Bu açıklamalar ışığında somut olay değerlendirildiğinde; davacının olay günü aralarında komedyen ...’ın da bulunduğu bir grup arkadaşı ile birlikte bir arkadaşlarının doğum günü partisi için toplandıkları, restaurant çıkışı davacı ile dava dışı ...’ın fotoğrafları çekilerek davalı gazetede yayımlandığı ve ayrıca fotoğrafın altında “Komedyen ..., bir arkadaşının doğum günü partisi için Zuma Restaurant’taydı. Sonrasında Anjelique’e geçen gruptan sarışın bir hanımla yakınlaştığı, hatta öpüştüğü iddia edilen Gökbakar, fotoğraf vermemek için çaba sarf etse de başarılı olamadı” ifadelerine yer verildiği anlaşılmaktadır.
Dosya kapsamından davacının dava dışı ...’ın kuzeni olduğu anlaşılmaktadır. Davacı ile dava dışı ...’ın eğlence mekânından birlikte ayrıldıkları sabittir. Ancak haberde iddia edildiği şekilde bir yakınlaşmanın bulunduğu davalı tarafından ispat edilememiştir. Bu nedenle; davacının fotoğrafları da kullanılarak “komedyen ...’ın gruptan sarışın bir hanımla yakınlaştığı, hatta öpüştüğü iddia edilerek” şeklinde yayımlanan yazı, gerçek dışı haber niteliğindedir. Böylece hukuka aykırılık unsuru gerçekleşmiştir.
Bu nedenle davacı ve dava dışı ...’ın fotoğrafı da kullanılarak yayımlanan yazı davacının kişilik haklarına haksız bir saldırı oluşturduğundan manevi tazminata hükmedilmesi gereklidir.
Görüşmeler sırasında bir kısım üyeler tarafından davacının fotoğrafı da kullanılarak yayımlanan yazıda toplumsal ilginin bulunduğu, basının taraflar arasındaki akrabalık durumuna araştırmak gibi bir yükümlülüğünün bulunmadığı, kullanılan sözlerin basın özgürlüğü kapsamında kaldığı ve davacının kişilik haklarına saldırı oluşturmadığından bahisle Yerel Mahkeme direnme kararının onanması yönünde görüş beyan etmiş iseler de, bu görüş yukarıda belirtilen nedenlerle Kurul çoğunluğu tarafından kabul edilmemiştir.

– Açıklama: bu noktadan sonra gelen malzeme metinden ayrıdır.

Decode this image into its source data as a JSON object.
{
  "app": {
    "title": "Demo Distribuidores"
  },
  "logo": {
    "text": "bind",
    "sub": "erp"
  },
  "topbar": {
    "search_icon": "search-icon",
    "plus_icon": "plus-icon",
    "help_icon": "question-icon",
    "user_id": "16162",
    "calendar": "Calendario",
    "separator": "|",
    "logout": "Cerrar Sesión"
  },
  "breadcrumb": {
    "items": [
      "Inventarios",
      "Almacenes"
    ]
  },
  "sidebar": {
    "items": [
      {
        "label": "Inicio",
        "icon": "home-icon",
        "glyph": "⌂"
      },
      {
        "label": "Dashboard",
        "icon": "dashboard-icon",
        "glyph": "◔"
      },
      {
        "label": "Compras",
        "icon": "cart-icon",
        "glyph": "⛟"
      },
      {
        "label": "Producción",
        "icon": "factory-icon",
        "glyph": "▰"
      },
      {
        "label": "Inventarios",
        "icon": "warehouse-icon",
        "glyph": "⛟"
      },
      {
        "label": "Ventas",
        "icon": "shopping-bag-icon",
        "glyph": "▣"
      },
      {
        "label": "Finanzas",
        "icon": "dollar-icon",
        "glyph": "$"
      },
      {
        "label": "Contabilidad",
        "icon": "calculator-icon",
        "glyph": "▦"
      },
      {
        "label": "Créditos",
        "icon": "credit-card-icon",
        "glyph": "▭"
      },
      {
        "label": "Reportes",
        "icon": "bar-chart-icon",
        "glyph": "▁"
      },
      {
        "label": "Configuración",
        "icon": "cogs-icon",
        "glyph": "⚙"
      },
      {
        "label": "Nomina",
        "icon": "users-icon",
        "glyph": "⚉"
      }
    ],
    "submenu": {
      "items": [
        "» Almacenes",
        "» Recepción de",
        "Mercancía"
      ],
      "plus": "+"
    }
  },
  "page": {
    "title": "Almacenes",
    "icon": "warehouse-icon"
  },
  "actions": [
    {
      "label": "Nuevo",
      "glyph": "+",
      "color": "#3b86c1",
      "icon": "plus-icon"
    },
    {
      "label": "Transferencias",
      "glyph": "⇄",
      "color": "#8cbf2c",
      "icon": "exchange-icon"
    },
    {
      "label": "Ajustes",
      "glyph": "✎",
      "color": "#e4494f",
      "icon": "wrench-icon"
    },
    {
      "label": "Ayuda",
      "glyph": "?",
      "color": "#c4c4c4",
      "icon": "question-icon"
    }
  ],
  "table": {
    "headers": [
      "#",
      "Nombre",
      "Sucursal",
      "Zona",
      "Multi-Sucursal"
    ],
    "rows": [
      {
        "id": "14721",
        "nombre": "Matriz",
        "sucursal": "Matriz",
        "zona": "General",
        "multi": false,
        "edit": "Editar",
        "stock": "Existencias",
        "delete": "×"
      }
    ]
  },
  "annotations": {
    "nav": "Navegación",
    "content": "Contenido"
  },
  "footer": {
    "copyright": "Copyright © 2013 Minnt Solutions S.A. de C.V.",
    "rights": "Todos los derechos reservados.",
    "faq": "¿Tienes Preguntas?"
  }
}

Hal böyle olunca, açıklanan nedenlerle davacının fotoğrafı da kullanılarak yayımlanan dava konusu yazı bir bütün olarak değerlendirildiğinde basın özgürlüğü kapsamında kalmayıp, davacının kişilik haklarına yönelik saldırı oluşturduğunu kabul eden ve Hukuk Genel Kurulunca da benimsenen Özel Daire bozma kararına uyulmak gerekirken, önceki kararda direnilmesi usul ve yasaya aykırıdır.
Bu nedenle direnme kararı bozulmalıdır.
SONUÇ: Davacı vekilinin temyiz itirazlarının kabulü ile, direnme kararının Özel Daire bozma kararında gösterilen nedenlerden dolayı BOZULMASINA,istek halinde temyiz peşin harcının yatırana geri verilmesine 06.11.2015 gününde oyçokluğu ile karar verildi.